Chen Chunyu, Steibel Juan P, Tempelman Robert J
Department of Animal Science, Michigan State University, East Lansing, Michigan 48824
Department of Animal Science, Michigan State University, East Lansing, Michigan 48824.
Genetics. 2017 Aug;206(4):1791-1806. doi: 10.1534/genetics.117.202259. Epub 2017 Jun 21.
A currently popular strategy (EMMAX) for genome-wide association (GWA) analysis infers association for the specific marker of interest by treating its effect as fixed while treating all other marker effects as classical Gaussian random effects. It may be more statistically coherent to specify all markers as sharing the same prior distribution, whether that distribution is Gaussian, heavy-tailed (BayesA), or has variable selection specifications based on a mixture of, say, two Gaussian distributions [stochastic search and variable selection (SSVS)]. Furthermore, all such GWA inference should be formally based on posterior probabilities or test statistics as we present here, rather than merely being based on point estimates. We compared these three broad categories of priors within a simulation study to investigate the effects of different degrees of skewness for quantitative trait loci (QTL) effects and numbers of QTL using 43,266 SNP marker genotypes from 922 Duroc-Pietrain F-cross pigs. Genomic regions were based either on single SNP associations, on nonoverlapping windows of various fixed sizes (0.5-3 Mb), or on adaptively determined windows that cluster the genome into blocks based on linkage disequilibrium. We found that SSVS and BayesA lead to the best receiver operating curve properties in almost all cases. We also evaluated approximate maximum (MAP) approaches to BayesA and SSVS as potential computationally feasible alternatives; however, MAP inferences were not promising, particularly due to their sensitivity to starting values. We determined that it is advantageous to use variable selection specifications based on adaptively constructed genomic window lengths for GWA studies.

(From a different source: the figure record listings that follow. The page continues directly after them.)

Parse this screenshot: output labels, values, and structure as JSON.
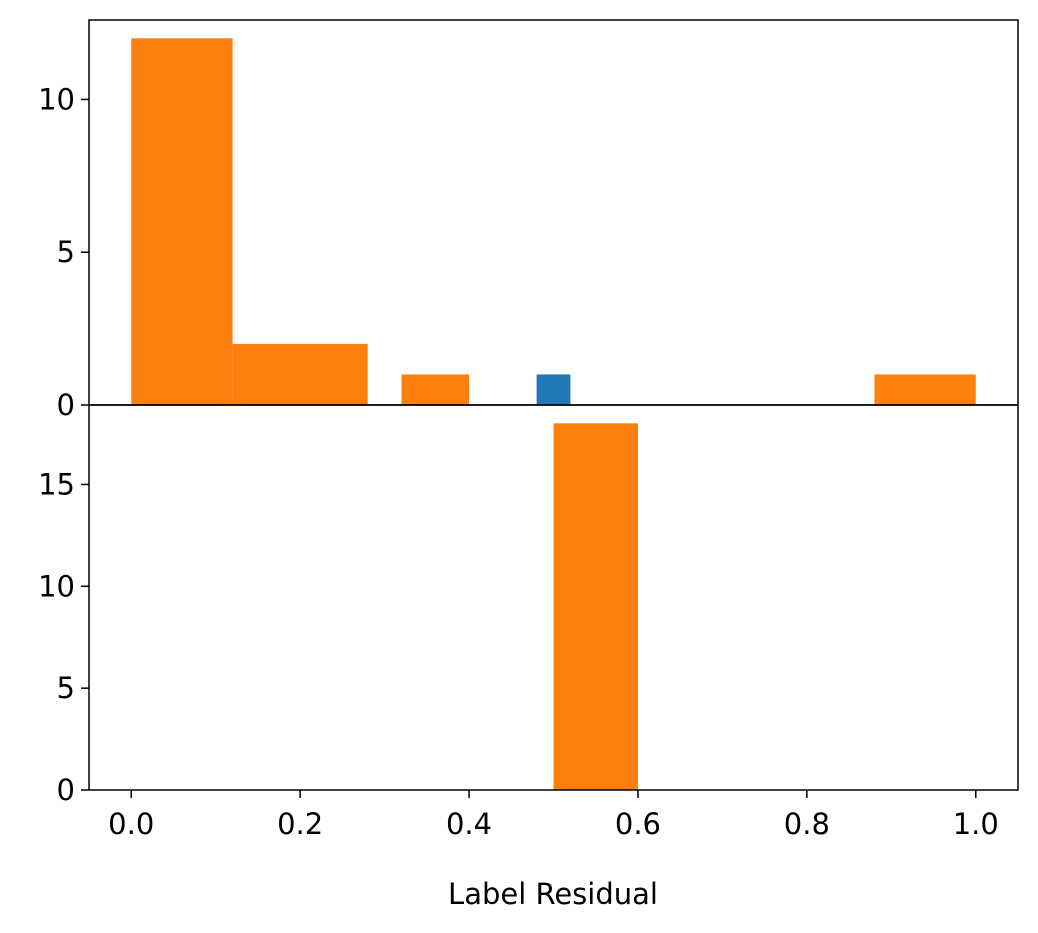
{
  "chart_data": {
    "type": "bar",
    "xlabel": "Label Residual",
    "xlim": [
      -0.05,
      1.05
    ],
    "x_ticks": [
      "0.0",
      "0.2",
      "0.4",
      "0.6",
      "0.8",
      "1.0"
    ],
    "colors": {
      "blue": "#1f77b4",
      "orange": "#ff7f0e"
    },
    "panels": [
      {
        "position": "top",
        "ylim": [
          0,
          12.6
        ],
        "y_ticks": [
          "0",
          "5",
          "10"
        ],
        "bars": [
          {
            "x0": 0.0,
            "x1": 0.12,
            "value": 12,
            "color": "orange"
          },
          {
            "x0": 0.12,
            "x1": 0.28,
            "value": 2,
            "color": "orange"
          },
          {
            "x0": 0.32,
            "x1": 0.4,
            "value": 1,
            "color": "orange"
          },
          {
            "x0": 0.48,
            "x1": 0.52,
            "value": 1,
            "color": "blue"
          },
          {
            "x0": 0.88,
            "x1": 1.0,
            "value": 1,
            "color": "orange"
          }
        ]
      },
      {
        "position": "bottom",
        "ylim": [
          0,
          18.9
        ],
        "y_ticks": [
          "0",
          "5",
          "10",
          "15"
        ],
        "bars": [
          {
            "x0": 0.5,
            "x1": 0.6,
            "value": 18,
            "color": "orange"
          }
        ]
      }
    ]
  }
}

目前一种流行的全基因组关联(GWA)分析策略(EMMAX),通过将感兴趣的特定标记的效应视为固定值,同时将所有其他标记效应视为经典高斯随机效应,来推断关联。将所有标记指定为共享相同的先验分布可能在统计上更连贯,无论该分布是高斯分布、重尾分布(BayesA),还是基于例如两种高斯分布的混合具有可变选择规范[随机搜索和可变选择(SSVS)]。此外,所有此类GWA推断都应像我们在此展示的那样,正式基于后验概率或检验统计量,而不仅仅基于点估计。我们在一项模拟研究中比较了这三类广泛的先验,以使用来自922头杜洛克 - 皮特兰F1杂交猪的43,266个SNP标记基因型,研究数量性状位点(QTL)效应的不同偏度程度和QTL数量的影响。基因组区域基于单个SNP关联、各种固定大小(0.5 - 3 Mb)的非重叠窗口,或基于根据连锁不平衡将基因组聚类成块的自适应确定窗口。我们发现,在几乎所有情况下,SSVS和BayesA都能产生最佳的接收者操作曲线特性。我们还评估了BayesA和SSVS的近似最大后验概率(MAP)方法,作为潜在的计算上可行的替代方法;然而,MAP推断并不理想,特别是由于它们对起始值敏感。我们确定,在GWA研究中使用基于自适应构建的基因组窗口长度的可变选择规范是有利的。